Aspira sus pensamientos, se levanta de la cama y termina de vestirse. Frente al espejo, sin apenas mirarse, recoge su mata de pelo rojizo en una coleta alta, esconde los tirantes del sujetador bajo una camiseta negra y se da un poco de carmín en los labios. El interés por su aspecto se lo ha ido robando el tiempo; evita fijar la vista, hablarse, hacerse más preguntas. Antes de llegar hasta la puerta recibe una segunda llamada; esta vez, la voz es diferente, algo más apagada, es de un hombre, quizá más joven que el anterior. En un tono aprendido, monótono y sin espacio para la réplica, el hombre, probablemente otro policía, le explica de forma exhaustiva cómo funciona el régimen de visitas en los módulos de custodia de presos del hospital. Advierte a Mar, sin apenas emoción, sin hacer más o menos hincapié en una palabra u otra, que debe presentarse con un documento oficial de identificación, que no lleve alimentos, bebidas u objetos punzantes y que solo puede entrar con una muda para el recluso.
Mar cuelga el auricular por segunda vez. En ninguna de las dos conversaciones, de apenas dos minutos cada una, ha interrogado a los policías sobre el estado de Álvaro, ¿para qué hacerlo? El único estado en el que ella lo imagina es en el del abandono, la soledad entre rejas, un borroso perfil oscuro de lo que, un día, fue lo más importante de su vida. Ahora el simple hecho de pensar en una muda suya le revuelve el estómago. Recuerda perfectamente cómo, algunas semanas después de su desaparición, metió toda su ropa en un contenedor. Hoy los únicos calzoncillos que hay en su casa son los de Mateo. Si Álvaro está muriéndose o cagándose encima sin una muda lista, es algo que dejó de preocuparla hace mucho tiempo.
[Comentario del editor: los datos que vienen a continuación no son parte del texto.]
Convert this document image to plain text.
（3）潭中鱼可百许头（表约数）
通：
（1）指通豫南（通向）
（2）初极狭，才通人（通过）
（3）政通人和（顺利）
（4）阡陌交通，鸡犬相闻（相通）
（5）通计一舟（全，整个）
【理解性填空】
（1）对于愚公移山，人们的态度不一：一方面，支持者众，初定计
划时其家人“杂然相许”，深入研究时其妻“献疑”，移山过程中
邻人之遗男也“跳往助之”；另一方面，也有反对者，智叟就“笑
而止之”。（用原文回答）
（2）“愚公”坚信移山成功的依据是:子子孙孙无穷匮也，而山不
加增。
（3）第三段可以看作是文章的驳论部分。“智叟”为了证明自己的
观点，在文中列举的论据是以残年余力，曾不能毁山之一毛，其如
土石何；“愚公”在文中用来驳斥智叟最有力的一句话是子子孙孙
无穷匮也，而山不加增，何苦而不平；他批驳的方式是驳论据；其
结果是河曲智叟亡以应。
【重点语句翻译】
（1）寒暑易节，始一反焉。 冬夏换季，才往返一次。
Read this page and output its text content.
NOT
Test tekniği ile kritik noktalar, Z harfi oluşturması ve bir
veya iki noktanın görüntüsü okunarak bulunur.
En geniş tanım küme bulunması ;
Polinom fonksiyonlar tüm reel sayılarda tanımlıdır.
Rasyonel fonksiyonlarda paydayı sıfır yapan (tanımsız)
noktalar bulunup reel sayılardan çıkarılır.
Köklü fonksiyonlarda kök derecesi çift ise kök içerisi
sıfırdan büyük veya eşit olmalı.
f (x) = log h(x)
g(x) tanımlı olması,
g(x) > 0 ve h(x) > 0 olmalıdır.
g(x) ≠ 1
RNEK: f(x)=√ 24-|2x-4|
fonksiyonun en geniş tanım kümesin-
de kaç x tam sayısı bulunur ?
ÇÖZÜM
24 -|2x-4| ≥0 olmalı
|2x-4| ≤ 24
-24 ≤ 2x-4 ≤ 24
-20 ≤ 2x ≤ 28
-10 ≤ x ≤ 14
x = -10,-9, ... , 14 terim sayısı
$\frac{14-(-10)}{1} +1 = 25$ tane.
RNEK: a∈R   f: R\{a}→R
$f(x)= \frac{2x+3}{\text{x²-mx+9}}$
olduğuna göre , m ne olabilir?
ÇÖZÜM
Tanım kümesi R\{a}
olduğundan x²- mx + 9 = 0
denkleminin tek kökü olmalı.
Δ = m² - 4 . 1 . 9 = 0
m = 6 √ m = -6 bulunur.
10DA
Mientras va de camino al hospital mira, una vez más, el número anotado en la palma de la mano: 537. Es en ese preciso momento, ante aquellos tres números, ante lo evidente de su significado y la desnudez de su forma, cuando es realmente consciente de lo que está sucediendo. Quizá Álvaro esté ya muerto cuando ella llegue o quizá se muera estando ella allí. Se imagina en el tanatorio de la M-30 con Mateo, un Mateo frío y lejano, que no hace preguntas, que no llora, ni apenas siente. Imagina un día soleado aunque ese sol no caliente. Un pasillo largo, puertas anchas a los lados, un suelo de mármol oscuro con exceso de brillo, un olor helado. Probablemente ella no tendrá que ocuparse de toda la burocracia: llegado el momento, lo harán ellos, los funcionarios de prisiones. Al fin y al cabo, es un preso, un convicto, lleva ya diez años siéndolo. Es el Estado el responsable de todo lo que le suceda. Si muriese en las próximas horas, sería él el que corriese con los gastos, el que lo incinerase. No está segura de nada de eso. ¿Dónde llevan a los presos muertos? ¿Dónde llevan a los hombres que mueren solos?